In 1995, following the normalization of diplomatic relations with the United States and end of the US embargo a year before. The building was renamed the War Remnants Museum.
Between 2002 and 2010 the Museum was renovated and modernized. The construction was completed on April 30, 2010. It is now expanding its exhibitions to cover the French and Japanese colonization and post-war periods.
The museum comprises a series of themed rooms in several buildings, with period military equipment placed within a walled yard.
The military equipment includes a UH-1 “Huey” helicopter, an F-5A fighter, a BLU-82 “Daisy Cutter” bomb, M48 Patton tank, an A-1 Skyraider attack bomber, and an A-37 Dragonfly attack bomber. There are a number of pieces of unexploded ordnance stored in the corner of the yard, with their charges and/or fuses removed.
One building reproduces the “tiger cages” in which the South Vietnamese government detained political prisoners. Other exhibits include graphic photography, accompanied by a short text in English, Vietnamese and Japanese, covering the effects of Agent Orange and other chemical defoliant sprays, the use of napalm and phosphorus bombs, and war atrocities such as the My Lai massacre. The photographic display includes work by Vietnam War photojournalist Bunyo Ishikawa that he donated to the museum in 1998. Curiosities include a guillotine used by the French and Republic of South Vietnam government to execute prisoners, the last time being in 1960, and three jars of preserved human fetuses deformed by exposure to dioxins and dioxin-like compounds, contained in the defoliant Agent Orange.
Rules and Regulation
Suitable clothes and good manners are required.
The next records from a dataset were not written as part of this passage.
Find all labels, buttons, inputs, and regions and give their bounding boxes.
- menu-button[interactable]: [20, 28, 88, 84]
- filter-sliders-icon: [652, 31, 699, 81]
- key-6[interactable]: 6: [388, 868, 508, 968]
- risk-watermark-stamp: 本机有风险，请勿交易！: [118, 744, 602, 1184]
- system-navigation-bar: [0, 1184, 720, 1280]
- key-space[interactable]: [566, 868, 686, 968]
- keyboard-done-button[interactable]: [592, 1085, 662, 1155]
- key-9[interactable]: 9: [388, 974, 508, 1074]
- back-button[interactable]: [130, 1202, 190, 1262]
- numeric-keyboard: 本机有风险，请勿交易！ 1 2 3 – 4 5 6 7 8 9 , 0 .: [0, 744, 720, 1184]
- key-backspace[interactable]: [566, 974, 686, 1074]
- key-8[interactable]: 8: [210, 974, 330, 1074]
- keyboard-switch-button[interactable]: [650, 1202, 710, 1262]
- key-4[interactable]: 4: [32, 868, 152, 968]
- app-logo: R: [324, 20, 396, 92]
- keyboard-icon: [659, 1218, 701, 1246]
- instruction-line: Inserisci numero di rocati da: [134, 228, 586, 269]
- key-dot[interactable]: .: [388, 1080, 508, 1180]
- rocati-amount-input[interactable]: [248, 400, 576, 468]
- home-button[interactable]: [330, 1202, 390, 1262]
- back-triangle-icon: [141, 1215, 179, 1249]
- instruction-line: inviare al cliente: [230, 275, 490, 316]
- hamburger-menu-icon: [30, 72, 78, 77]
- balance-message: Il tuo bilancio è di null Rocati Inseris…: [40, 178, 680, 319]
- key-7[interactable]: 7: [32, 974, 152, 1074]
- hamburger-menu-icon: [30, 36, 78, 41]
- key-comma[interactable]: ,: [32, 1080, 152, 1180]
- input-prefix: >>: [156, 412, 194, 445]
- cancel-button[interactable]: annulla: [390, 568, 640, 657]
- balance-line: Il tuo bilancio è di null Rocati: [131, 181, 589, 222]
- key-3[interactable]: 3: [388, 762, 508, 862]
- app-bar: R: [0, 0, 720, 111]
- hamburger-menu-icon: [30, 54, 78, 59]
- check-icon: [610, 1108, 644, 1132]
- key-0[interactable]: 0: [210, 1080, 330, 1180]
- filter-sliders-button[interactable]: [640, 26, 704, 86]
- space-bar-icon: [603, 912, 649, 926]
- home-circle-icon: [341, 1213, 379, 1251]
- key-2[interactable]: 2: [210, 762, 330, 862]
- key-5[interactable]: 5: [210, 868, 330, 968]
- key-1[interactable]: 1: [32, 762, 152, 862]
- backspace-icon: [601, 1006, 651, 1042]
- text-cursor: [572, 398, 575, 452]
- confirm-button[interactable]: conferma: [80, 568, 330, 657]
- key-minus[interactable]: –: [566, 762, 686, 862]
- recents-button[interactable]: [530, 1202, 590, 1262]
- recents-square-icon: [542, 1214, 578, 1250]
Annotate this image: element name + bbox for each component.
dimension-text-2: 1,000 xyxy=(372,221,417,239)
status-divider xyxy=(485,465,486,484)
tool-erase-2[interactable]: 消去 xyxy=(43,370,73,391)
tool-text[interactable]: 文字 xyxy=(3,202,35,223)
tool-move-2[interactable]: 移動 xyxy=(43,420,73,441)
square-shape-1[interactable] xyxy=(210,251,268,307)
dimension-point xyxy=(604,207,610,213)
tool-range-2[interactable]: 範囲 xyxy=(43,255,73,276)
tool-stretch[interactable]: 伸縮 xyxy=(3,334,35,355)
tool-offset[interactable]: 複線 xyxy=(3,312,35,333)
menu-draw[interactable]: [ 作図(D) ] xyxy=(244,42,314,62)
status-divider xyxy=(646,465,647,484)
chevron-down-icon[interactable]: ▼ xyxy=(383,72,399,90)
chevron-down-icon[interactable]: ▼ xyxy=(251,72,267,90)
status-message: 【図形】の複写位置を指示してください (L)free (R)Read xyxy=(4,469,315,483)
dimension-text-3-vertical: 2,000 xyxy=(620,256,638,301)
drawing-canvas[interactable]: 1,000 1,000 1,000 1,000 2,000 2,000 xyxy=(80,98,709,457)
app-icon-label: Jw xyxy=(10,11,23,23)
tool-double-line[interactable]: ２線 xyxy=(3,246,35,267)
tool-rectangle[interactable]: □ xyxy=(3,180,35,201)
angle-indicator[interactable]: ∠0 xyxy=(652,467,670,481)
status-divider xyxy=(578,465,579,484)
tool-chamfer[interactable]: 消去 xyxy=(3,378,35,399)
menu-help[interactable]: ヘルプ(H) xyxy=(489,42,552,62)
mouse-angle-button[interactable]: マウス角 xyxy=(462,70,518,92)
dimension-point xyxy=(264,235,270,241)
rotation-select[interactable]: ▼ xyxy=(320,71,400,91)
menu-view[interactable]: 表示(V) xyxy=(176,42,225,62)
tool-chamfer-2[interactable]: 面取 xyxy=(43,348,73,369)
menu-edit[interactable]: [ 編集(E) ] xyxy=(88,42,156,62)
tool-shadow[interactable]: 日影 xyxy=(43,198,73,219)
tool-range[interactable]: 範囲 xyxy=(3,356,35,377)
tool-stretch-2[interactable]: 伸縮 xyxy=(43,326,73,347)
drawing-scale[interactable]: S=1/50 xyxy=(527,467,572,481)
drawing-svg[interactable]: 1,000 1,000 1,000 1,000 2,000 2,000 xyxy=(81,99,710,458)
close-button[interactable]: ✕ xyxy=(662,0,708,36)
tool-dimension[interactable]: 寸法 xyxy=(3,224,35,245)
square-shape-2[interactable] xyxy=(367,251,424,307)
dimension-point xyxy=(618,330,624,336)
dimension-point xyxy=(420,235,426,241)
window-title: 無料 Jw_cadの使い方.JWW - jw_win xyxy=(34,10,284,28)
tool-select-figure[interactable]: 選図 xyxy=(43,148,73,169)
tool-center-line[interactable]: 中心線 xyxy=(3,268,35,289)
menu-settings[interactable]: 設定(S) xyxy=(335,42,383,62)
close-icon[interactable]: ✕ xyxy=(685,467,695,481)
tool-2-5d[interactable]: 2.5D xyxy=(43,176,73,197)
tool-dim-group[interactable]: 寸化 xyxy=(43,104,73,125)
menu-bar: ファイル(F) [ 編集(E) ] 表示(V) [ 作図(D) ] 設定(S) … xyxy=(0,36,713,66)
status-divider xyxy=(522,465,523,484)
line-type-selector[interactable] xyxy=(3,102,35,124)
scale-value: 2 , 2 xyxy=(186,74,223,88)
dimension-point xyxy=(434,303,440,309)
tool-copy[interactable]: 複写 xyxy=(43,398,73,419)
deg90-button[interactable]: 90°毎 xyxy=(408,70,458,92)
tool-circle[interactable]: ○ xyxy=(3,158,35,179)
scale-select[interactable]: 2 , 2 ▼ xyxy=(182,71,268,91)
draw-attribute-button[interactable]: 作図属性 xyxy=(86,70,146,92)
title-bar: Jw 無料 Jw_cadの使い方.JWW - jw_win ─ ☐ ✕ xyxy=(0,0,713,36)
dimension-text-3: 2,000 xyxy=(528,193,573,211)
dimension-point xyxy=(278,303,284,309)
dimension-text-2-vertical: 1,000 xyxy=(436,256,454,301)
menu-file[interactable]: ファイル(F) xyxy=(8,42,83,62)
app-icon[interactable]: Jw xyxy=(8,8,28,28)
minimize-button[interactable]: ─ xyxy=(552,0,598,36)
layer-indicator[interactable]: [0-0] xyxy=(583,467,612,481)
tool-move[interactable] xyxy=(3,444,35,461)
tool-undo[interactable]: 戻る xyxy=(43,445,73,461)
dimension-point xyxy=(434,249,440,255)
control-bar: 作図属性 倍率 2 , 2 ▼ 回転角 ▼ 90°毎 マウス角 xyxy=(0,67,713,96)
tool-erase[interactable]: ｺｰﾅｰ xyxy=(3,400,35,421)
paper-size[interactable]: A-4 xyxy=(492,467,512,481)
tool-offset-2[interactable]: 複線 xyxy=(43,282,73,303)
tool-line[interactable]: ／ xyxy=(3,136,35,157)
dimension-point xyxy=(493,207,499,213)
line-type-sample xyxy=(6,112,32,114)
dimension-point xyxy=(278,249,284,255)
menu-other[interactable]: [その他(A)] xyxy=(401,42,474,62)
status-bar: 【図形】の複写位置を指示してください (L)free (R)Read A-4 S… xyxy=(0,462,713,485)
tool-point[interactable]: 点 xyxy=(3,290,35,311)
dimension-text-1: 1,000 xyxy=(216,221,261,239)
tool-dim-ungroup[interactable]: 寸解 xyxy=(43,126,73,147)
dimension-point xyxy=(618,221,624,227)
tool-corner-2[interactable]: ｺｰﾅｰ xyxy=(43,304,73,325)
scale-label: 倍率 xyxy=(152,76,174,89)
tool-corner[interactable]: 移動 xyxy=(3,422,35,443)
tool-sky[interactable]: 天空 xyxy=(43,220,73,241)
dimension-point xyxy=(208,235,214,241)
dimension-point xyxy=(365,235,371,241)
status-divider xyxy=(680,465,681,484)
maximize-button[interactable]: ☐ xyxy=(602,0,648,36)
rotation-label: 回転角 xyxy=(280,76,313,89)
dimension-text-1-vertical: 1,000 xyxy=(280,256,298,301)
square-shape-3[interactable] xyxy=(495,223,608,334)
Put the logo stickers on your shirts and show your tickets to museum staff for entry.
Leave your bulky luggage (if any) in the ticketing office and take care of your money and other valuable possessions.
Follow the guidance of the Museum Staff and the instruction boards during your visit.
Do not carry banned items such as weapons, toxins, explosives and flammable substances into the Museum.
Do not smoke in the exhibition areas and do not write or draw on the exhibits.
Photography, videography, audio recording or other activities for special purposes must be pre-approved by the Museum.
Contact the Museum Staff for requests such as tour registration or any further enquiries
Visitors are liable for any damage to the Museum.
The War Remnants Museum has been one of the sites in the HCM City Tour Itinerary. It is part of history in the view of local Vietnamese and you can decide either to visit or skip in your tour program.